Estes quatro sonhos desafiam a um permanente exercício da sinodalidade, que é a dimensão de comunhão participativa de toda a Igreja. Juntamente com a doutora Ima Célia Guimarães Vieira, diretora do Museu Paraense Emilio Goeldi e com o professor Raimundo Possidônio Carrera da Mata da Faculdade Católica de Belém, tendo por referência estas reflexões e a nossa participação na Assembleia Sinodal, elaboramos um decálogo que denominamos “Os Dez Mandamentos do Sínodo para a Amazônia” representam um conjunto de propostas elaboradas a partir de nossa síntese dos conteúdos que se sobressaíram na Assembleia Sinodal e presentes em a ‘Querida Amazônia’:
1º Mandamento: Amazonizarás a Igreja de forma a acolher as culturas e tradições amazônicas como expressão do Espírito de Deus que conduz os povos e promove a vida;
2º Mandamento: Defenderás os direitos dos mais vulneráveis (e da natureza) e fortalecerás a luta em defesa da vida, da justiça e dos direitos humanos;
3º Mandamento: lembra-te que a Amazônia oferece gratuitamente ao povo Brasileiro, e a uma grande parte do planeta, o ciclo das águas com seus ‘rios voadores’ que espalham as chuvas, a fixação do carbono, a regulação do clima, a riqueza cultural da sociodiversidade de seus povos e a biodiversidade de seus recursos naturais;
4º Mandamento: Não pecarás contra as gerações futuras em atos e hábitos de contaminação e destruição do meio ambiente que se configura pecado ecológico, que compromete e impede o futuro sereno;
5º Mandamento: Buscarás mudanças radicais e urgentes em direção a um modelo de existência social e de relação com a natureza que permita salvar a Amazônia, garantir o Bem Viver e a convivência com o Bioma reconhecendo que “tudo está interligado nesta casa comum”;
6º Mandamento: Reconhecerás com admiração e protegerás aqueles e aquelas que lutam, com grande risco de suas próprias vidas, para defender o território e o povo amazônico;
7º Mandamento: Assumirás o diálogo ecumênico, inter-religioso e intercultural como o caminho irrevogável da evangelização na Amazônia.

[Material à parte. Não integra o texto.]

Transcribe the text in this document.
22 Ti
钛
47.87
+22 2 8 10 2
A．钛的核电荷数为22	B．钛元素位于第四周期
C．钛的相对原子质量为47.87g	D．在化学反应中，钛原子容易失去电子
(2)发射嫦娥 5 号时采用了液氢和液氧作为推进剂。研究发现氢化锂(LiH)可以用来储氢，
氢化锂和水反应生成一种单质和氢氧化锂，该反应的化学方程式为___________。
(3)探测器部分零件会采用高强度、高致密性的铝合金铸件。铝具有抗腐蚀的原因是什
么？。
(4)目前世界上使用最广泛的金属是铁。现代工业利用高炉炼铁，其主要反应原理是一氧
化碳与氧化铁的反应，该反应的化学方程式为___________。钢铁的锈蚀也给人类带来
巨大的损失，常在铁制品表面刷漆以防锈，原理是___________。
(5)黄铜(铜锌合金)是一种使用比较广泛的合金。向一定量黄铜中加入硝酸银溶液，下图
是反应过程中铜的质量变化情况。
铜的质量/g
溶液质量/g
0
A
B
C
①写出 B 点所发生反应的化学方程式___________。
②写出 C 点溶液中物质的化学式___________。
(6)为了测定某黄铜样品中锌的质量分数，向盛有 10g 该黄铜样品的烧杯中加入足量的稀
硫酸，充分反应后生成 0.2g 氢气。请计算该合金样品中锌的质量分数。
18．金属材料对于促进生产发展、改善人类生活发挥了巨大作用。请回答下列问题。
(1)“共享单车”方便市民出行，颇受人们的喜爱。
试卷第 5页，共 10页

8º Mandamento: Fortalecerás e renovarás os Ministérios Leigos, a Vida Consagrada, o presbiterato e o diaconato, com identidade amazônica, fortalecendo as vocações autóctones e priorizando uma missão pautada numa presença constante, numa escuta atenta e no compromisso com a libertação;
9º Mandamento: Ouvirás as vozes das mulheres para tomar decisões e contribuir com sua sensibilidade à sinodalidade eclesial reconhecendo e valorizando o seu protagonismo no cuidado com a Casa Comum;
10º Mandamento: Viverás uma igreja em saída, pautada na sinodalidade, comprometida com a defesa da vida na Amazônia e para a Amazônia.
Marcia Oliveira é doutora em Sociedade e Cultura na Amazônia (UFAM), com pós-doutorado em Sociedade e Fronteiras (UFRR); mestre em Sociedade e Cultura na Amazônia, mestre em Gênero, Identidade e Cidadania (Universidad de Huelva - Espanha); Cientista Social, Licenciada em Sociologia (UFAM); pesquisadora do Grupo de Estudos Migratórios da Amazônia (UFAM); Pesquisadora do Grupo de Estudo Interdisciplinar sobre Fronteiras: Processos Sociais e Simbólicos (UFRR); Professora da Universidade Federal de Roraima (UFRR); pesquisadora do Observatório das Migrações em Rondônia (OBMIRO/UNIR). Assessora da Rede Eclesial Pan-Amazônica - REPAM/CNBB e da Cáritas Brasileira.